Verschiedene Weisungen über die Übung der Tugenden
Dritter Teil
     
 

HOME | VORIGES KAPITEL | INHALT | NÄCHSTES KAPITEL

29. Kapitel
Das lieblose Reden.

Das freventliche Urteil bewirkt Unruhe, Verachtung der Mitmenschen, Hochmut, Selbstgefälligkeit und viele andere schädliche Folgen, unter denen die lieblose Nachrede eine der schlimmsten ist, eine wahre Pest der Gesellschaft. Hätte ich doch eine der glühenden Kohlen vom heiligen Altar, um die Lippen der Menschen damit zu berühren, damit ihre Schlechtigkeit getilgt und sie von der Sünde gereinigt würden, wie es Jesaja durch den Seraf geschah (Jes 6,6 f). Wer die üble Nachrede aus der Welt schaffen könnte, hätte sie von einem großen Teil der Sünden und der Bosheit befreit.
Wer dem Nächsten ungerechter Weise den guten Ruf nimmt, hat nicht nur eine Sünde begangen, er ist auch zur Wiedergutmachung verpflichtet, je nach der Art der üblen Nachrede.
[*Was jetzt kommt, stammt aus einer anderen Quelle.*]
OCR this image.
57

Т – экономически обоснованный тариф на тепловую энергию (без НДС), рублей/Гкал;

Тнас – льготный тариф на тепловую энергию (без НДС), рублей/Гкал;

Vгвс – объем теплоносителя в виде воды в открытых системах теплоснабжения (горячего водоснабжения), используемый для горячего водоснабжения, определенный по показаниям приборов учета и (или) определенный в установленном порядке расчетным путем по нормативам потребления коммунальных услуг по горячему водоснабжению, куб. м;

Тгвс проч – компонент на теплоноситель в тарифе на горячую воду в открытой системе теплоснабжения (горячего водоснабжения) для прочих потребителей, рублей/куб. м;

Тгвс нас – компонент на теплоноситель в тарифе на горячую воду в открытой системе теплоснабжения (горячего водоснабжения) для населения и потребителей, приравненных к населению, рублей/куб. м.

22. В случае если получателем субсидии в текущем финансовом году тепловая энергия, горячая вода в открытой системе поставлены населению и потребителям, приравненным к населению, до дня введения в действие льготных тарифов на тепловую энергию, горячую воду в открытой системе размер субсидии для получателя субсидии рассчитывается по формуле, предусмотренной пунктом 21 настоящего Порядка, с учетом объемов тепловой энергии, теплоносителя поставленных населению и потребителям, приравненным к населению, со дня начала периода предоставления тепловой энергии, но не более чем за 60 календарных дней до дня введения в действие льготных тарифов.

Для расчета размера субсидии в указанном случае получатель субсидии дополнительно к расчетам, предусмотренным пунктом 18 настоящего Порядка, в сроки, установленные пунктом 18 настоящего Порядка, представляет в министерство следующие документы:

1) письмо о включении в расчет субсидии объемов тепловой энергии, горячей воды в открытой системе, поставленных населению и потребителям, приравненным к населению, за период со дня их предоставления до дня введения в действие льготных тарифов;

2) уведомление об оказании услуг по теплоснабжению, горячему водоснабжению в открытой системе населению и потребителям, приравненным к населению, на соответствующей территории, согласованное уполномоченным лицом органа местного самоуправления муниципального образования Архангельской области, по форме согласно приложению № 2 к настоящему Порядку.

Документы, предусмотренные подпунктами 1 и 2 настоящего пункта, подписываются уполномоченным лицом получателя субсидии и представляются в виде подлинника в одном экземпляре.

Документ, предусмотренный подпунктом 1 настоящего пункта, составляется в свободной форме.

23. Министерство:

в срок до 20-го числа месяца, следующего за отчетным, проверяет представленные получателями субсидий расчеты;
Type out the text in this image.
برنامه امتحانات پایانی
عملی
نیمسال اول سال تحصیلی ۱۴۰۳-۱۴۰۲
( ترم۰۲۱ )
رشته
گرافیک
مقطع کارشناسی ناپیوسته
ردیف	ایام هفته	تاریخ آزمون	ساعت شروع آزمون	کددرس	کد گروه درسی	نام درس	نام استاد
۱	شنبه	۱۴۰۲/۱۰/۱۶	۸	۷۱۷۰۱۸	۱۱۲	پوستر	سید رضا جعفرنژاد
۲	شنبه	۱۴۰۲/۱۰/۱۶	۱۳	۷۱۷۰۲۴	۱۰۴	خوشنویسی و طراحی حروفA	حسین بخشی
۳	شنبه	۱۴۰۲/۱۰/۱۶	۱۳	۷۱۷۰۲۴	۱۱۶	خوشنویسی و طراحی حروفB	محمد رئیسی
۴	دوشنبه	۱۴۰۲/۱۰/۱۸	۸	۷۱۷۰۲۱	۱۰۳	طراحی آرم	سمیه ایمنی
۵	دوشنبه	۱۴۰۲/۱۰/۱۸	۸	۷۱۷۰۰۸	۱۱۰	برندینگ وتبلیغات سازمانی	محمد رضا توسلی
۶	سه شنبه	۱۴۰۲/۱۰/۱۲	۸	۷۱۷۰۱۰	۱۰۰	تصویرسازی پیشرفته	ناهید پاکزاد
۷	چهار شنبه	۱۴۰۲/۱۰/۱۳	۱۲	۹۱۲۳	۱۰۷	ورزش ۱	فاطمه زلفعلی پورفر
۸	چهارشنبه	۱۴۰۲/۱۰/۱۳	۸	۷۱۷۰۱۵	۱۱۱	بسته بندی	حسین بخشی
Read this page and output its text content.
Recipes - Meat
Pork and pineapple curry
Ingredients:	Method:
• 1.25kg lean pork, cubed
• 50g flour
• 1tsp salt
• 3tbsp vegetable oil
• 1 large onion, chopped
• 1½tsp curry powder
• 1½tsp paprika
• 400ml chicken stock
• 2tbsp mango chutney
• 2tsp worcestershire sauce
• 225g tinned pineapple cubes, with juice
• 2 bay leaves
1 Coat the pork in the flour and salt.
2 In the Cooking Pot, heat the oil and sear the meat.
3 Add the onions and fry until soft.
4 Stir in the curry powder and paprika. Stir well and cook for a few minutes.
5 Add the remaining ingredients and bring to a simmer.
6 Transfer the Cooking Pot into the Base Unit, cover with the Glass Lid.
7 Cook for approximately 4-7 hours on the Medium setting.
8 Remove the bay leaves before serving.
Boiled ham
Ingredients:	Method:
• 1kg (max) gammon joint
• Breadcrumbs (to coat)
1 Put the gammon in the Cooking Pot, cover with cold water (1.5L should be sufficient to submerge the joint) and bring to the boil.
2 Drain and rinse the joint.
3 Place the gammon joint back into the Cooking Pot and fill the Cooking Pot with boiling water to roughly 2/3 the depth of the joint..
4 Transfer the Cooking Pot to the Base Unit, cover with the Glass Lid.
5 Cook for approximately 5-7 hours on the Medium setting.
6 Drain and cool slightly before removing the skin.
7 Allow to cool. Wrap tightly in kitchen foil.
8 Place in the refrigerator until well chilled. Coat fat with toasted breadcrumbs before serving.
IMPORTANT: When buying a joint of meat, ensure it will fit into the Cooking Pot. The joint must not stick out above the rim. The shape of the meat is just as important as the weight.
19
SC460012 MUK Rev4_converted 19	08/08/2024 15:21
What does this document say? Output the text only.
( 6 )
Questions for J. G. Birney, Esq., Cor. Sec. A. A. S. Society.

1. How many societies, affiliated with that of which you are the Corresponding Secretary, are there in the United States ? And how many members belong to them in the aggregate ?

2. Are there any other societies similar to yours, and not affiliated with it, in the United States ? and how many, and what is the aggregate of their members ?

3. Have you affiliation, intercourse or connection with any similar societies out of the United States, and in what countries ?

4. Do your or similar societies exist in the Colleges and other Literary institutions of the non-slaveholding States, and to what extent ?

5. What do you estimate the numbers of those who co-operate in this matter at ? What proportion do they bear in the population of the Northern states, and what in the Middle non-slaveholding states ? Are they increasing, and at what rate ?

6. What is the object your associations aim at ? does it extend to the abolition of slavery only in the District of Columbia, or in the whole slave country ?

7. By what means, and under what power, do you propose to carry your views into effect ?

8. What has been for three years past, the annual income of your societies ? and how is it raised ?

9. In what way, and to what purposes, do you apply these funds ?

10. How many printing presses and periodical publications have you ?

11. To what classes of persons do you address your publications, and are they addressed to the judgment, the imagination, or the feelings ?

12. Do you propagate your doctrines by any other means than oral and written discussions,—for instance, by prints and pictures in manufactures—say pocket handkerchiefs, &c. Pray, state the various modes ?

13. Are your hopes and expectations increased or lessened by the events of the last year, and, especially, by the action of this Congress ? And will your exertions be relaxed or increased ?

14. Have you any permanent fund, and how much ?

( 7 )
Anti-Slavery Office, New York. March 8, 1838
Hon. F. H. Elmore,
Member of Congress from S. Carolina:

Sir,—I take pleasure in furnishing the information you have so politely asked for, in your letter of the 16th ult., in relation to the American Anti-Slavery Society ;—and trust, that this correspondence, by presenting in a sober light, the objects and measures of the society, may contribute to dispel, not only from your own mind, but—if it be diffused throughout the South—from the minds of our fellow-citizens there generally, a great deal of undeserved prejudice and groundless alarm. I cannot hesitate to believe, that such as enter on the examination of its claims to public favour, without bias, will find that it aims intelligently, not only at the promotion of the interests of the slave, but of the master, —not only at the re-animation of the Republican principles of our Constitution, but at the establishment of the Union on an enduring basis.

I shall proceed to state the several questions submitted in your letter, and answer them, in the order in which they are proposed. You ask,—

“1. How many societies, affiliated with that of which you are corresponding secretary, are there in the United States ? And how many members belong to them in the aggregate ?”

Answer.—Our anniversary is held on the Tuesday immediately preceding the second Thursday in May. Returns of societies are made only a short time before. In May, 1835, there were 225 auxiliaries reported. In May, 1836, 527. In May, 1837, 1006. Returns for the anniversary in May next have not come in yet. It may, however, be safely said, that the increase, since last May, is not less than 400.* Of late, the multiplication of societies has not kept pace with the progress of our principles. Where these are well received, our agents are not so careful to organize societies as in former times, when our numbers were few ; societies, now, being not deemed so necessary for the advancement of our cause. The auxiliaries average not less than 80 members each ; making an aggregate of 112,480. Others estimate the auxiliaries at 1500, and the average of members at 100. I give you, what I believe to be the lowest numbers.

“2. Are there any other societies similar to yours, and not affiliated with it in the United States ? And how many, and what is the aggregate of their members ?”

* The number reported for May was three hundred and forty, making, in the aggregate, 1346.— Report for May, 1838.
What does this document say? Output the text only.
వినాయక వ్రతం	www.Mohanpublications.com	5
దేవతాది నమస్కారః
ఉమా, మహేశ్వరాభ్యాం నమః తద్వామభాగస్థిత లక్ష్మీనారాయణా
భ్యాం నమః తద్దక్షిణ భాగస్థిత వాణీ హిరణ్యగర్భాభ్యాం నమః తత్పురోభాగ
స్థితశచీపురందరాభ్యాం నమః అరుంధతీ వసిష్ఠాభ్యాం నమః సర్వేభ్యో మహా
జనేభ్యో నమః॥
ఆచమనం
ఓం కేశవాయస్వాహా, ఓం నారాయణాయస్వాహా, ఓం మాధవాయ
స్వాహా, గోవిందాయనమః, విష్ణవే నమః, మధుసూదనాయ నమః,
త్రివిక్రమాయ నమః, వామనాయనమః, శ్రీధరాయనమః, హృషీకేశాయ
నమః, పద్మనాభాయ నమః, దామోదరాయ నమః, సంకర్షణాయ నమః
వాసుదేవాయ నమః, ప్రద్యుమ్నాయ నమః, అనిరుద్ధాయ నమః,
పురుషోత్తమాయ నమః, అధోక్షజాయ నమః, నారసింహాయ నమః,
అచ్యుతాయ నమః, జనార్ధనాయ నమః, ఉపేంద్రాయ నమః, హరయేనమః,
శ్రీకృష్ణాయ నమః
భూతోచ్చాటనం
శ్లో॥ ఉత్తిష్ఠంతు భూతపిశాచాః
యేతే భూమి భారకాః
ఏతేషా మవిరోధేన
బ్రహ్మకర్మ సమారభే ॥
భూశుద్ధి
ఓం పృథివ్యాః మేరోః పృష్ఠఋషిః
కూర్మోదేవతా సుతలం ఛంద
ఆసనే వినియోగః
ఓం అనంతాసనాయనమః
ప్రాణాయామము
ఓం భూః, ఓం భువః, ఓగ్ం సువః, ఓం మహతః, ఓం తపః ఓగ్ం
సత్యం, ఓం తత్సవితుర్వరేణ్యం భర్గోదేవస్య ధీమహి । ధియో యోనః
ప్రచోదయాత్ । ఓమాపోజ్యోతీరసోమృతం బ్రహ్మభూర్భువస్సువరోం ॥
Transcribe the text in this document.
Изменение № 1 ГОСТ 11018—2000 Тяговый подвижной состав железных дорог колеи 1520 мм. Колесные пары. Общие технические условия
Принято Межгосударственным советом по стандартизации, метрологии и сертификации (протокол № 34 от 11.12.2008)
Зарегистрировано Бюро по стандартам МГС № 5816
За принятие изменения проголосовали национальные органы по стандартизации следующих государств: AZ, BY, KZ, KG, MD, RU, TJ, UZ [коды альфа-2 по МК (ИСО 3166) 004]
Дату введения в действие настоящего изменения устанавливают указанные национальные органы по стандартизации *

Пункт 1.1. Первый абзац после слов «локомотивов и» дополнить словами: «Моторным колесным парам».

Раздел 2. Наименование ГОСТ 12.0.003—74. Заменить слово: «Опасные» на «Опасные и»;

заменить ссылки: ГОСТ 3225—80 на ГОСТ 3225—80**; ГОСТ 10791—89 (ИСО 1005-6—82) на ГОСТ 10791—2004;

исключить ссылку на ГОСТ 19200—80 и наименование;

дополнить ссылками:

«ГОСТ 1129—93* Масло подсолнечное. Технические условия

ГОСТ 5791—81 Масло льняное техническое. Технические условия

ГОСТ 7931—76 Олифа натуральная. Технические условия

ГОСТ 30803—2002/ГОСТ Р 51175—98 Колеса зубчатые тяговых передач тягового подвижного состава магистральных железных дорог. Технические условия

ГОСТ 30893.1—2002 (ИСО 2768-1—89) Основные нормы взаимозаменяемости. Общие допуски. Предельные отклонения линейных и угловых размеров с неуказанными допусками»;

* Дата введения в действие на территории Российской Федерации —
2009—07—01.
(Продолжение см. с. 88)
Keiner kann mit fremdem Gut belastet in den Himmel eingehen; von allen irdischen Gütern ist aber der gute Ruf das wertvollste.
Die üble Nachrede ist eine Art Mord. Wir haben drei Leben: das geistliche, das in der Gnade Gottes besteht, das körperliche, das seinen Sitz in der Seele hat, und das bürgerliche, das im guten Ruf liegt. Die Sünde nimmt uns das erste, der Tod das zweite, die üble Nachrede das dritte. Mit einer einzigen Verleumdung begeht der Ehrabschneider drei Morde: er tötet seine eigene Seele und die Seele seines Zuhörers, indem er das geistliche Leben beider vernichtet, außerdem das bürgerliche Leben dessen, über den er Schlechtes aussagt. Nach dem hl. Bernhard hat sowohl jener, der Schlechtes aussagt, wie jeder, der es anhört, den Teufel in sich: „der eine auf der Zunge, der andere im Ohr.“ David sagt von den Lästerern: „Sie haben ihre Zunge gespitzt wie die Schlangen“ (Ps 140,4). Die Schlange hat eine gegabelte Zunge mit zwei Spitzen, wie Aristoteles sagt. So ist auch die Lästerung beschaffen: mit einem einzigen Züngeln trifft sie das Ohr des Zuhörers und den guten Ruf ihres Opfers und vergiftet beide.
Ich beschwöre dich also, niemals weder offen noch heimlich von irgendjemand lieblos zu reden. Hüte dich, deinen Mitmenschen fälschlich Verbrechen und Sünden anzudichten, heimlichen nachzuspüren, bestehende zu vergrößern, gute Handlungen schlecht auszulegen und das Gute, das du an jemand kennst, in Abrede zu stellen, durch Bosheit zu verdrehen und durch Worte herabzusetzen.
Mit all dem würdest du Gott ernsthaft beleidigen, besonders dann, wenn du den Nächsten zu Unrecht beschuldigst oder zu seinem Schaden die Wahrheit verneinst. Lügen zum Nachteil des Nächsten ist doppelte Sünde.
Besonders raffiniert wirkt das Gift der lieblosen Rede, wenn man ihr ehrende Worte vorausschickt oder sie mit Freundlichkeiten und Scherzworten spickt. „Ich habe ihn gewiss gern, er ist ja auch ein feiner Mensch, aber um die Wahrheit zu sagen, er tat unrecht, eine solche Gemeinheit zu begehen.“ – „Sie ist gewiss ein anständiges Mädchen, aber sie ist eben überrumpelt worden“, und ähnliche Redewendungen. Merkst du die Hinterlist? Wer mit dem Bogen schießen will, zieht zuerst den Pfeil mit aller Kraft zurück, um ihn dann mit umso größerer Wucht abzuschießen. So erwecken auch diese Lästerzungen zunächst den Eindruck, ihre lieblosen Reden zurückzuhalten, um sie dann desto kräftiger loszulassen, damit sie recht tief in das Herz der Zuhörer eindringen.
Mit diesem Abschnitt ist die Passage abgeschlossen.